Upon turning 16 in August 2009, Megan was eligible to begin racing. Not only had she turned the eligible age to begin driving, but she also received a race car — a sleek, slender hard tail dragster — on her 16th birthday.

“It’s an S&W 253-inch wheelbase tail dragster, with a 496-cubic-inch motor and 794 horsepower,” she said. “Over the winter, I helped my dad and granddad rebuild the motor.”

She began to make her dream into a tangible reality in April, when in just a two-week span, she earned her National Hot Rod Association license.

From there, she was able to take off.

“She was able to make her first run at the end of April,” her mother Rhonda said.

Megan Daymude’s racing takes place along the Mason Dixon Dragway, a quarter-mile NHRA dragstrip in the heart of central Maryland near Hagerstown.

Still in the early stages of her racing, Megan Daymude said she focuses much of her time and energy into continuing to learn about the mechanics of the automobile that she hopes will always transport her across the finish line more quickly than her competition.

“She’s been working very hard to learn the technical stuff about the cars and she’s learned just a tremendous amount,” Greg Daymude said. “It’s important that when she takes the car out on the strip. She’ll always tell me when something doesn’t feel right or sound right.”

The father-daughter duo are joined in their efforts working on the dragster car by her grandfathers Raymond Daymude and Bill Brandenburg.

“They are so proud of her,” her mother said. “She really is a minority in this game, but I think she feels that that’s more of an incentive to kick butt and do her best.”

Her mother also admits that while her daughter is indeed the new girl on the track, the guys she races alongside have cordially accepted her into the extreme sport.

“They’ve all really embraced her as one of them,” she said. “Most of them were junior dragsters and have had a lot of prior experience racing, but she wasn’t.
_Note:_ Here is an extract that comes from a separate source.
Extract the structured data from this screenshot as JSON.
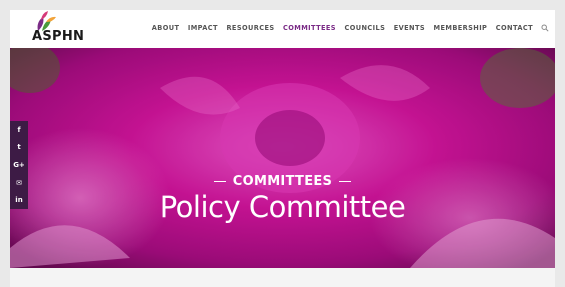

Megan’s not only one of them now, but she’s also become fierce competition to them. ”

Megan Daymude laughed when asked what her classmates, and her boyfriend, think about her love of racing.

“A lot of them didn’t actually believe me at first when I told them what I do, especially my boyfriend,” she said. “He had to come out and watch me at one of my races to really be convinced.”

Racing goes above and beyond “just a hobby” for the teen, as she says she plans to attend Frank Hawley Drag Racing School in Pennsylvania after graduation to perfect her racing in the hopes that it will become a career.

“I’d like to become a Top Fuel pro driver,” she said.

Top Fuel dragsters are the fastest category of drag racers, with the fastest drivers reaching heart-racing speeds of up to 333 miles per hour.

“I guess you could say I’m a speed junky, but my mom always tells me just to keep everything on the road,” she said jokingly.

In the brief period of time Megan Daymude has taken up racing, she has placed second in two local competitions, and recently was handed her first check recognizing her for her high rank.

It’s clear that she has the unyielding support of her parents, as well as that of her younger sister, Shelby.

They promise to stay behind her all the way – that is, if they can keep up.

“We feel she has such an amazing future ahead of her,” her father said. “She’s running with the big boys now.”